Fetch popular: flat-playlist crawl then parallel view_count enrichment

Phase 1: crawl the full channel with flat-playlist to store any videos not yet in DB (fast, no individual requests). Phase 2: fetch real view_count for up to 200 channel videos in parallel (8 workers), prioritising those missing a count.
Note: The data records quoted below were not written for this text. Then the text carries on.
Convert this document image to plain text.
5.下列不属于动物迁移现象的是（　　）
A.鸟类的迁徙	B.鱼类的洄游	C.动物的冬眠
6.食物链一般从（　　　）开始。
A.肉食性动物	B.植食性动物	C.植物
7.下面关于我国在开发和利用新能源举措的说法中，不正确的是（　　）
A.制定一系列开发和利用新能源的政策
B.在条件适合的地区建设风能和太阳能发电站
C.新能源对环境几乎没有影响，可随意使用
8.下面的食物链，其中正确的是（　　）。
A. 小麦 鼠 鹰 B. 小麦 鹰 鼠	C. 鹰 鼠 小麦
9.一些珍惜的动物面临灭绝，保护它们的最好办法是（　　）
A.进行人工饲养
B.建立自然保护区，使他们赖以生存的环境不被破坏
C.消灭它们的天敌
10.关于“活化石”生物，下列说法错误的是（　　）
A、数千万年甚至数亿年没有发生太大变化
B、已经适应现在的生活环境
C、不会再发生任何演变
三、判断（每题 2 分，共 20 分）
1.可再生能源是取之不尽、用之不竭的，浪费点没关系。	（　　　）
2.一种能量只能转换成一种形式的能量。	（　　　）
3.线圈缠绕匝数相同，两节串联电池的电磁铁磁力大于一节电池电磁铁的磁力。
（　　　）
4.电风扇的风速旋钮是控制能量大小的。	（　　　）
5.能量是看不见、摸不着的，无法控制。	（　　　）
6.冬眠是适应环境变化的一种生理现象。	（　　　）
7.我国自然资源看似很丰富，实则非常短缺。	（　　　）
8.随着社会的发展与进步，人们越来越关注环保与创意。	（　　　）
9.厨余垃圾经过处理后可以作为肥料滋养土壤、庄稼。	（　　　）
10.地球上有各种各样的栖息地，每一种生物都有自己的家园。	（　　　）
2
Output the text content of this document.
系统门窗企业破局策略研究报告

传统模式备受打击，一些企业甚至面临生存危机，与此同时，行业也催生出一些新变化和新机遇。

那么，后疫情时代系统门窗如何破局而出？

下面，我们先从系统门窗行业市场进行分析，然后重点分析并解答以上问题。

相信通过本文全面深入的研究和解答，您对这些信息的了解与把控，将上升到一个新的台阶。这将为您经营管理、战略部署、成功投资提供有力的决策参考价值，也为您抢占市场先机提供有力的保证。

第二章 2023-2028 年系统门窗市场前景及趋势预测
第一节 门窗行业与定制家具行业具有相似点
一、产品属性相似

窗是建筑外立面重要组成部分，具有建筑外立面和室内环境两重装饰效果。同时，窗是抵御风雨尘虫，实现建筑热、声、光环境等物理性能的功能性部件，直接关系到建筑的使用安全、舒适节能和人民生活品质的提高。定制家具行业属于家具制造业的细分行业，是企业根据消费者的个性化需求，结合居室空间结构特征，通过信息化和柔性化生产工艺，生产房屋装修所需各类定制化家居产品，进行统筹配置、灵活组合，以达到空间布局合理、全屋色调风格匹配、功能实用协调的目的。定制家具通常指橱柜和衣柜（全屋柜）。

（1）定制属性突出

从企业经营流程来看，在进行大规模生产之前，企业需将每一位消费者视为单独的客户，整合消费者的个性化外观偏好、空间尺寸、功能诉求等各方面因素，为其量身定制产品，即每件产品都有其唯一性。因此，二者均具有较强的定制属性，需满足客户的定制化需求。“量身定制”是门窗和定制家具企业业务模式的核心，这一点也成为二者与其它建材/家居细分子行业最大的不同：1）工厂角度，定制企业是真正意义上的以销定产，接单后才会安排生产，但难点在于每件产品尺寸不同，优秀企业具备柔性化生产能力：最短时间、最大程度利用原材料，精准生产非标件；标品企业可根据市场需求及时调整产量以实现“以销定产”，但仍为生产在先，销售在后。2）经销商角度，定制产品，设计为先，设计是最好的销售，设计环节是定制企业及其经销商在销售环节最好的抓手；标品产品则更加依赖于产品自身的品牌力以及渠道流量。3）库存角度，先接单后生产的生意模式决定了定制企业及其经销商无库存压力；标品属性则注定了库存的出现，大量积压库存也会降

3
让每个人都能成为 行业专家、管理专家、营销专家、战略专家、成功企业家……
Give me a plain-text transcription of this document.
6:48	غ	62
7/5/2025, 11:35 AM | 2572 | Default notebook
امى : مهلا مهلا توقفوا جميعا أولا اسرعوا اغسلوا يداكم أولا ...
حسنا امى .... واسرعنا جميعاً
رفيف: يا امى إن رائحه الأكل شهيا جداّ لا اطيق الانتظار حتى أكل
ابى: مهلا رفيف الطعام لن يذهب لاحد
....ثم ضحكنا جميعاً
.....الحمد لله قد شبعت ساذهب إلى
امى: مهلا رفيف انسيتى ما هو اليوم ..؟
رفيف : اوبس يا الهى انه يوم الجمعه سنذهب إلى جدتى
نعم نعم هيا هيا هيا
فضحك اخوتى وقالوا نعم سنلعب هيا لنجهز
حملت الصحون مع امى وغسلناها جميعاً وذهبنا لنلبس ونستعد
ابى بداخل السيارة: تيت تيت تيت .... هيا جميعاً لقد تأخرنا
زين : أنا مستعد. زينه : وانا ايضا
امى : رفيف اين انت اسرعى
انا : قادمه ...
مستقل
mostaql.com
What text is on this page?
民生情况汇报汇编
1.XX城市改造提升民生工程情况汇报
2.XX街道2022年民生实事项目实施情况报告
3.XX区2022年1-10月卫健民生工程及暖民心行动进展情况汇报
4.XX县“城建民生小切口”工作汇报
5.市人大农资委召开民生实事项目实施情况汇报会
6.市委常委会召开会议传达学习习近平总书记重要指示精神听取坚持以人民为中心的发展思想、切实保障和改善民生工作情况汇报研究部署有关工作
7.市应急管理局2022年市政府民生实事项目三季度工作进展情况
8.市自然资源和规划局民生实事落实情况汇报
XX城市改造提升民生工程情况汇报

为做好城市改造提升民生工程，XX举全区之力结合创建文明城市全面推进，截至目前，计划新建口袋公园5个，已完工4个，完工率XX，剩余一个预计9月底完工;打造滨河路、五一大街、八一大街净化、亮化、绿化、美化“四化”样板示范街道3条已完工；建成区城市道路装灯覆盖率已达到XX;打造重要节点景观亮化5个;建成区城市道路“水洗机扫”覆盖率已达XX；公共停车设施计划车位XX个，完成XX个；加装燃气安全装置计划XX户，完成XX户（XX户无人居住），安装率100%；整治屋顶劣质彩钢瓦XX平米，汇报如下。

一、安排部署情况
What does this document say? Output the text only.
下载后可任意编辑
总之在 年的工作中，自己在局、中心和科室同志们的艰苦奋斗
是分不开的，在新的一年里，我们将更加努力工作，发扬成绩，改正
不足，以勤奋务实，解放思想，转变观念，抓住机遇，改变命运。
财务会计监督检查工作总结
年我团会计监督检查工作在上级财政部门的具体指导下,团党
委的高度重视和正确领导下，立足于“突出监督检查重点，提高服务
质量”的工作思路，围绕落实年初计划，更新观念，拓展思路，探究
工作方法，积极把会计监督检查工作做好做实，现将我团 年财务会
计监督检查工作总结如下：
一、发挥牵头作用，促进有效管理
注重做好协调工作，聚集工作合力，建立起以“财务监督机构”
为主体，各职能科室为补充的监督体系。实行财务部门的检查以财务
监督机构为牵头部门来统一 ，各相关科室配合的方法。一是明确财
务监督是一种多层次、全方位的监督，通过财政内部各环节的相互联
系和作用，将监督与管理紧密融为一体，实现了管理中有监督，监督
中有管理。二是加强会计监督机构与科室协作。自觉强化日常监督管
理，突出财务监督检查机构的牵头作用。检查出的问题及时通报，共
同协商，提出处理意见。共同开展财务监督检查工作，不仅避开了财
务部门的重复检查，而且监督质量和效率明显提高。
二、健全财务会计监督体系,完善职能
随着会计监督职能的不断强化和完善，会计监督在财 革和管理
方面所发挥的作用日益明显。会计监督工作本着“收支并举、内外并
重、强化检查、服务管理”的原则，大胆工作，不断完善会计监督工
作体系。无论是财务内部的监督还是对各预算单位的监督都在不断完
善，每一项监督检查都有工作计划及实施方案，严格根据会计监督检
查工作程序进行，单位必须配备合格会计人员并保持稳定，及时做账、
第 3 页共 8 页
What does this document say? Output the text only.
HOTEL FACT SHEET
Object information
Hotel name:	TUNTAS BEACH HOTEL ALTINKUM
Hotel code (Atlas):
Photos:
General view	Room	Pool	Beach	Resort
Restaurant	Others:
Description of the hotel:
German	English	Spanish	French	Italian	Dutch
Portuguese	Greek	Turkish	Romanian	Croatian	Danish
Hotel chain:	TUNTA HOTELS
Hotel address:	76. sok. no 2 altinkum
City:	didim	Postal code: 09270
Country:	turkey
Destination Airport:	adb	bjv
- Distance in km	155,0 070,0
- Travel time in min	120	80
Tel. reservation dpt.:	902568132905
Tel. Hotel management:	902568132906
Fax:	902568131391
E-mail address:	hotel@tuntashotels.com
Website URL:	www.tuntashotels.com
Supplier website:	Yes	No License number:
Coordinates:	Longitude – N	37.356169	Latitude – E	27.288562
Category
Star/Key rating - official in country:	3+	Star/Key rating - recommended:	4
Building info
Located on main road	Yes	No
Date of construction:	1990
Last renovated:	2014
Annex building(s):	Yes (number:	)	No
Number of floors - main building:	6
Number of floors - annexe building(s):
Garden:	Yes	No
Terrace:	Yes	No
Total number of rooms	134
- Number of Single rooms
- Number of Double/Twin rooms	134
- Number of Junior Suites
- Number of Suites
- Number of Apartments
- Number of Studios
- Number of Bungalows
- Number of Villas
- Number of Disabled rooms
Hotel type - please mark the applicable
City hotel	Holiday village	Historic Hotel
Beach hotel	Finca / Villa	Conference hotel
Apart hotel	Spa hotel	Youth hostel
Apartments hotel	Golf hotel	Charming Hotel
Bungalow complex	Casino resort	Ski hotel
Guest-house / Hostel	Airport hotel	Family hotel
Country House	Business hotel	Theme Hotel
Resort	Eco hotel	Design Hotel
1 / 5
Popular tab sorts all channel videos by view_count DESC NULLS LAST. Co-Authored-By: Claude Sonnet 4.6 <noreply@anthropic.com>
2026-05-26 23:05:21 +02:00
parent ff4d8e4ab4
commit 6e455ed8ce
1 changed files with 61 additions and 5 deletions
--- a/backend/routers/channels.py
+++ b/backend/routers/channels.py
@@ -657,19 +657,75 @@ def fetch_popular_videos(
 def _fetch_popular_task(channel_id: int, youtube_channel_id: str):
-    """Enrich indexed videos with view_count so Popular tab can rank them.
+    """Half-and-half popular fetch.
-    YouTube's ?sort=p is broken in yt-dlp (their own tests mark it skipped).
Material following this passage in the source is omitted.